Dit moet dus wel binnen een bepaalde straal aanwezig zijn.
Detailontwerp
Bij dit systeem wordt de eerste 4 mm van een regenbui opgevangen in een vuilwaterberging en de rest in een schoonwaterberging. Om het vervuilde en het (relatief) schone water gescheiden te kunnen opvangen en afvoeren, wordt de waterkelder verdeeld in twee delen, te weten een vuilwaterberging en een schoonwaterberging. Daarnaast is de waterkelder voorzien van een ontvangstput die de functie heeft om het af te voeren water door te geven aan de vuilwaterberging en vervolgens de schoonwaterberging. Het doorstroomniveau naar de vuilwaterberging is lager gelegen dan het overloopniveau naar de schoonwaterberging. Het af te voeren water komt binnen in de ontvangstput. Deze put wordt tot het niveau van de doorstroomopening opgevuld met beton. Hiermee wordt voorkomen dat er vuil water in de put achterblijft na het afsluiten van de doorvoer naar de vuilwaterberging en er vermenging optreedt tussen schoon en vuil water. De doorstroomopening wordt voorzien van niveaugeregelde afsluiters, die ervoor zorgen dat de doorvoer naar de vuilwaterberging wordt afgesloten na de opvang van de eerste 4 mm.
Motivering
Uitgangspunt van dit systeem is dat het wegdek door de eerste 4 mm van een bui schoon wordt gespoeld. Het hemelwater dat hierna op het wegdek valt en via de riolering naar de waterkelder stroomt is relatief schoon. Het vuile water uit de vuilwaterberging wordt geloosd op het riool en het relatief schone water uit de schoonwaterberging wordt geloosd op het oppervlaktewater. Er zijn vele varianten mogelijk op dit systeem. Van belang is dat voorkomen moet worden dat er in de ontvangstput vermenging optreedt tussen vuil en schoon water. Hiertoe moet de inhoud van deze ontvangstput zo klein mogelijk worden gemaakt.
De eerste 4 mm is nogal arbitrair bepaald en zegt niet zoveel en zeker niets absoluuts over het verschil in kwaliteit van het afgevangen water in de vuilwater- en schoonwateropslag immers:
- Bij een lange smalle toerit (afwaterend oppervlak) doet de 4mm vervuild water van het hoog gelegen deel van de toerit er (veel )langer over om de waterkelder te bereiken dan bij een brede korte toerit.
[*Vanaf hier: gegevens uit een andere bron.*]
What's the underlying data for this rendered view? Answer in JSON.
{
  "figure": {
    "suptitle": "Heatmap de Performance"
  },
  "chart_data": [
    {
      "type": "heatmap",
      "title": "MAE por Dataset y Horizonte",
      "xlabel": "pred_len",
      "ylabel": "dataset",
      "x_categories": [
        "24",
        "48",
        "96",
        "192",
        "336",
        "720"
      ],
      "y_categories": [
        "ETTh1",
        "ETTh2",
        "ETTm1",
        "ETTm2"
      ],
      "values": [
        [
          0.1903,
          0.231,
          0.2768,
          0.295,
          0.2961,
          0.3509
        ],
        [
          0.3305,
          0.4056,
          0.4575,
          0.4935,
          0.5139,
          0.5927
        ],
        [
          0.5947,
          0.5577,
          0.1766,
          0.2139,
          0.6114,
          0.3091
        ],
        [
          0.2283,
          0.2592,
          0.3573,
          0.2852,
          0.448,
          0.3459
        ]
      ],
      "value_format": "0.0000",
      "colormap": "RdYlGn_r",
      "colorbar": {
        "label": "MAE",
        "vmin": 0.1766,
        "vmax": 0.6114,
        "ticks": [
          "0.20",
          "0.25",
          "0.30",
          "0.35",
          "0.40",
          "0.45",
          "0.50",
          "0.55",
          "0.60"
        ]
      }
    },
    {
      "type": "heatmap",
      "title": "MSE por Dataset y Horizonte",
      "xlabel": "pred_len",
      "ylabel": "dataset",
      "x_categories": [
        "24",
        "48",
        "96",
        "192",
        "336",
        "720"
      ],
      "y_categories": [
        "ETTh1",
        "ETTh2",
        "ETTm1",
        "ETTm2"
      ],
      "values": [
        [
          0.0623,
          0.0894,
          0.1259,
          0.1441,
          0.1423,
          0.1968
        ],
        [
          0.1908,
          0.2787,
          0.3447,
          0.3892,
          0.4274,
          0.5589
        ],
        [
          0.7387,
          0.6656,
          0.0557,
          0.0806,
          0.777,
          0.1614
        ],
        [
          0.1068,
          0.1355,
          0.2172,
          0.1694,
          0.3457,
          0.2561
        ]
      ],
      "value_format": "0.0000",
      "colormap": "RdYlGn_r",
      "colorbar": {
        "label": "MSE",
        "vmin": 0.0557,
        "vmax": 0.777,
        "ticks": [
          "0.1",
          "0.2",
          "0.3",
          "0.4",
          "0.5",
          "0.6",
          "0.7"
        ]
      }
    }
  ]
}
Dus bij een brede korte toerit is het systeem effectiever.
- Bij een langere droogteperiode zal het wegdek meer vervuild zijn dan als perioden zijn met regelmatig een regenbui.
- Bij een langere droogteperiode is de kans dat de schoonwateropslag nog vervuild is. In het andere geval wordt er mogelijk ‘vuilwater’ naar het openbaar rioleringsnet verpompt dat al voldoende zuiver is.
Conservering
Alle stalen buizen thermisch verzinkt uitvoeren.
Het milieu in de waterkelders kan zeer agressief zijn. Voor het beton in de waterkelders moet dan ook een passende milieuklasse worden bepaald met bijbehorende betondekking ten behoeve van de levensduur van 100jaar. Mogelijk is ook een extra coating te overwegen.